I had a number come up afterwards and apologise but in remaining silent when a clear need to stand up on such matters was required, the conveners to some degree became complicit in this mob aggression.
It should also be noted that our mayor in her vigorous support of Coalpac (despite having now declared a family interest in it) has remained silent about the very real threats to the residents of Cullen Bullen by this project and the other deleterious effects it will have in this region.
Ms Statham, are these constituents no less deserving of your concern?
The reality is that most of the recent mining lay offs have been the result of economic considerations by the mining companies.
They have not been because of the actions of any ‘greenies’ or government regulatory restrictions.
It has just been about the mining not being profitable - for a whole host of reasons.
We are in the middle of a very difficult transition time.
There are many reasons why the economics of coal mining are becoming more difficult.
I appreciate the difficult circumstances that some miners and their families are experiencing.

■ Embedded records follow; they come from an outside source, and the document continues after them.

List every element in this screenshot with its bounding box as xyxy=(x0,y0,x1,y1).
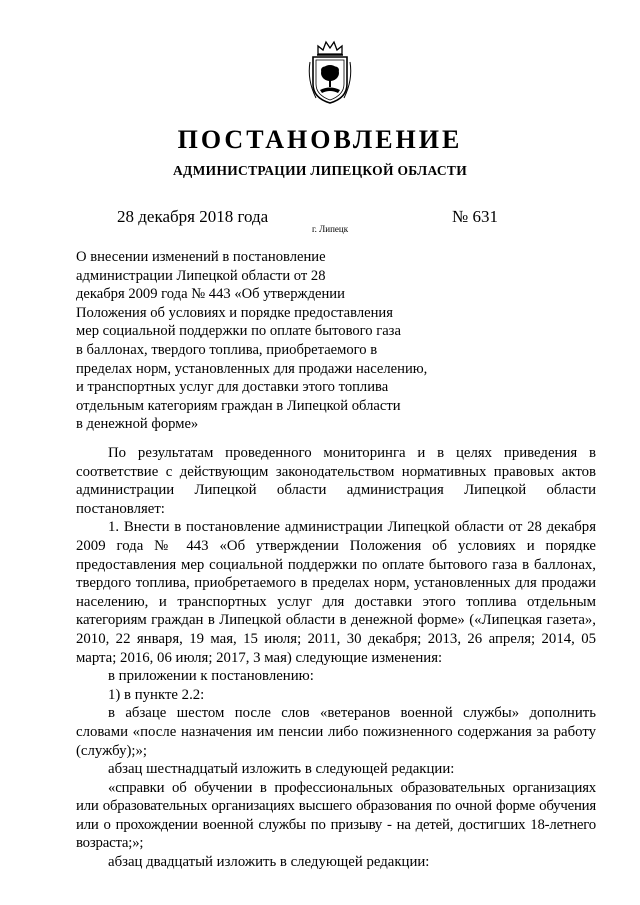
body-paragraph: абзац шестнадцатый изложить в следующей редакции: xyxy=(108,761,455,778)
document-city: г. Липецк xyxy=(312,224,349,234)
subject-line: пределах норм, установленных для продажи населению, xyxy=(76,360,428,377)
document-body xyxy=(76,444,596,872)
subject-line: О внесении изменений в постановление xyxy=(76,249,326,265)
subject-line: в денежной форме» xyxy=(76,416,199,433)
document-subject xyxy=(76,248,516,434)
body-paragraph: 1. Внести в постановление администрации Липецкой области от 28 декабря 2009 года № 443 «Об утверждении Положения об условиях и порядке предоставления мер социальной поддержки по оплате бытового газа в баллонах, твердого топлива, приобретаемого в пределах норм, установленных для продажи населению, и транспортных услуг для доставки этого топлива отдельным категориям граждан в Липецкой области в денежной форме» («Липецкая газета», 2010, 22 января, 19 мая, 15 июля; 2011, 30 декабря; 2013, 26 апреля; 2014, 05 марта; 2016, 06 июля; 2017, 3 мая) следующие изменения: xyxy=(76,519,596,666)
subject-line: декабря 2009 года № 443 «Об утверждении xyxy=(76,286,345,303)
document-type-title: ПОСТАНОВЛЕНИЕ xyxy=(177,125,463,154)
body-paragraph: абзац двадцатый изложить в следующей редакции: xyxy=(108,854,430,871)
subject-line: мер социальной поддержки по оплате бытового газа xyxy=(76,323,401,340)
subject-line: администрации Липецкой области от 28 xyxy=(76,267,326,284)
document-date: 28 декабря 2018 года xyxy=(117,207,269,226)
body-paragraph: в абзаце шестом после слов «ветеранов военной службы» дополнить словами «после назначения им пенсии либо пожизненного содержания за работу (службу);»; xyxy=(76,705,596,759)
subject-line: и транспортных услуг для доставки этого топлива xyxy=(76,379,389,396)
body-paragraph: в приложении к постановлению: xyxy=(108,668,314,685)
document-number: № 631 xyxy=(452,207,498,226)
coat-of-arms-icon xyxy=(304,40,356,106)
subject-line: отдельным категориям граждан в Липецкой области xyxy=(76,397,401,414)
subject-line: Положения об условиях и порядке предоставления xyxy=(76,304,393,321)
body-paragraph: По результатам проведенного мониторинга и в целях приведения в соответствие с действующим законодательством нормативных правовых актов администрации Липецкой области администрация Липецкой области постановляет: xyxy=(76,445,596,517)
document-issuer: АДМИНИСТРАЦИИ ЛИПЕЦКОЙ ОБЛАСТИ xyxy=(172,163,468,178)
body-paragraph: «справки об обучении в профессиональных образовательных организациях или образовательных организациях высшего образования по очной форме обучения или о прохождении военной службы по призыву - на детей, достигших 18-летнего возраста;»; xyxy=(76,779,596,852)
subject-line: в баллонах, твердого топлива, приобретаемого в xyxy=(76,341,378,358)
body-paragraph: 1) в пункте 2.2: xyxy=(108,686,205,703)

We should be looking at ways to assist them.
I can also understand why miners who have been laid off might seek an ‘enemy’ to vent their frustrations and fears on.
Others might seek to exploit such fears - though this comes at a broader public cost.
This event - and how it was pumped up and managed by the Lithgow Forum and the NSW Minerals Council delegate - in the end was not a good look: for our community, and as a broader statement about how we help people under stress.
There is still plenty of mining going on in this town - and there will be for some time to come, whatever our views on this.
I hope that we can learn as a community from the unfortunate events of last Tuesday and offer each other more respect and patience in negotiating our differences and concerns about how we are to live.
Because if we can’t, it’s a nasty slide down.